Barbaric though Isis may be, what is less than well known is the barbarity of its ideology. Their theology is that of Egyptian Islamist Sayyid Qutib who believed the Muslim community to have been "extinct" in the absence of global leadership, because of which radical and violent change is justified. Like the al Qa'idah organisation in which they have their genesis the writings of Muhammad ibn al-Wahhab are important to Isis.
Ibn Taymiyah is a further reference point as the writings of Muhammad ibn al-Wahhab suggest. This theology was fine tuned by the late Youssef Al-Ayyeri, a young Saudi drift car enthusiast turned ideologue killed some years ago by Saudi security forces. Prior to his death he became leader of Al Qa'idah in the Arabian Peninsula. In a short booklet written just before he was killed he suggested that the concept of tolerance for other religions (as in the "People of the Book" idea) was from the early period of Islam when the religion was vulnerable. He claimed that this approach was not adhered to by the Prophet Mohamed in his later years. The world is thus divided into Dar al Islam (the House of Islam) and Dar al Harb (the House of War) and the simplistic puritanism of Dar al Islam is contrasted with the decadence of Dar al Harb.

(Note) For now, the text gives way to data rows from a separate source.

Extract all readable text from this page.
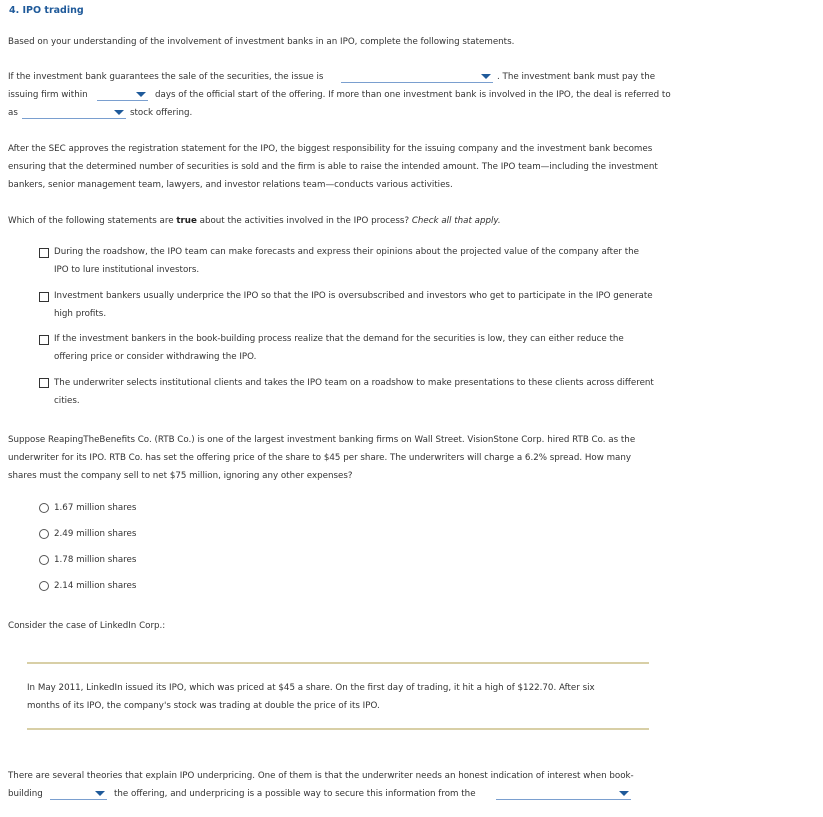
4. IPO trading
Based on your understanding of the involvement of investment banks in an IPO, complete the following statements.
If the investment bank guarantees the sale of the securities, the issue is	. The investment bank must pay the
issuing firm within	days of the official start of the offering. If more than one investment bank is involved in the IPO, the deal is referred to
as	stock offering.
After the SEC approves the registration statement for the IPO, the biggest responsibility for the issuing company and the investment bank becomes
ensuring that the determined number of securities is sold and the firm is able to raise the intended amount. The IPO team—including the investment
bankers, senior management team, lawyers, and investor relations team—conducts various activities.
Which of the following statements are true about the activities involved in the IPO process? Check all that apply.
During the roadshow, the IPO team can make forecasts and express their opinions about the projected value of the company after the
IPO to lure institutional investors.
Investment bankers usually underprice the IPO so that the IPO is oversubscribed and investors who get to participate in the IPO generate
high profits.
If the investment bankers in the book-building process realize that the demand for the securities is low, they can either reduce the
offering price or consider withdrawing the IPO.
The underwriter selects institutional clients and takes the IPO team on a roadshow to make presentations to these clients across different
cities.
Suppose ReapingTheBenefits Co. (RTB Co.) is one of the largest investment banking firms on Wall Street. VisionStone Corp. hired RTB Co. as the
underwriter for its IPO. RTB Co. has set the offering price of the share to $45 per share. The underwriters will charge a 6.2% spread. How many
shares must the company sell to net $75 million, ignoring any other expenses?
1.67 million shares
2.49 million shares
1.78 million shares
2.14 million shares
Consider the case of LinkedIn Corp.:
In May 2011, LinkedIn issued its IPO, which was priced at $45 a share. On the first day of trading, it hit a high of $122.70. After six
months of its IPO, the company's stock was trading at double the price of its IPO.
There are several theories that explain IPO underpricing. One of them is that the underwriter needs an honest indication of interest when book-
building	the offering, and underpricing is a possible way to secure this information from the
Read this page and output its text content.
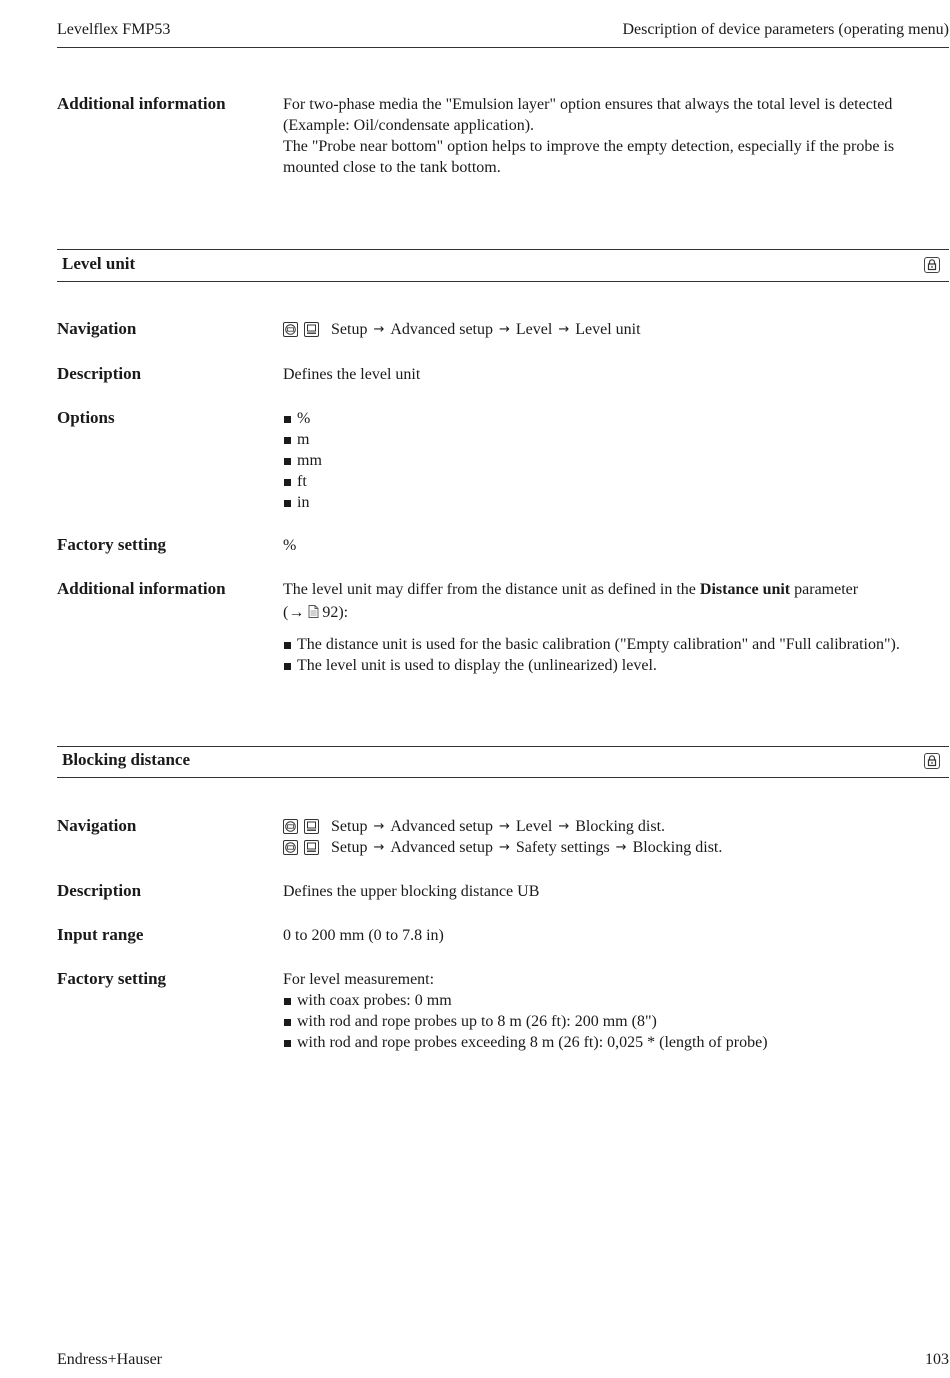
Levelflex FMP53	Description of device parameters (operating menu)
Additional information	For two-phase media the "Emulsion layer" option ensures that always the total level is detected

(Example: Oil/condensate application).

The "Probe near bottom" option helps to improve the empty detection, especially if the probe is

mounted close to the tank bottom.

Level unit
Navigation	Setup → Advanced setup → Level → Level unit
Description	Defines the level unit
Options	%
m
mm
ft
in
Factory setting	%
Additional information	The level unit may differ from the distance unit as defined in the Distance unit parameter

(→ 92):

The distance unit is used for the basic calibration ("Empty calibration" and "Full calibration").
The level unit is used to display the (unlinearized) level.
Blocking distance
Navigation	Setup → Advanced setup → Level → Blocking dist.
Setup → Advanced setup → Safety settings → Blocking dist.
Description	Defines the upper blocking distance UB
Input range	0 to 200 mm (0 to 7.8 in)
Factory setting	For level measurement:

with coax probes: 0 mm
with rod and rope probes up to 8 m (26 ft): 200 mm (8")
with rod and rope probes exceeding 8 m (26 ft): 0,025 * (length of probe)
Endress+Hauser	103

Daish / Isis rejects democracy, rejects socialism, and rejects nationalism (nationalism stands in the way of the concept of an Islamic empire) in favour of universal rule by a dictator-Caliph brought about by war. Indeed a war that eliminates the middle ground and sets the stage for the final eschatological battle between good and evil is viewed as desirable.
The avowed intent of Isis is to conquer Mecca and Medina.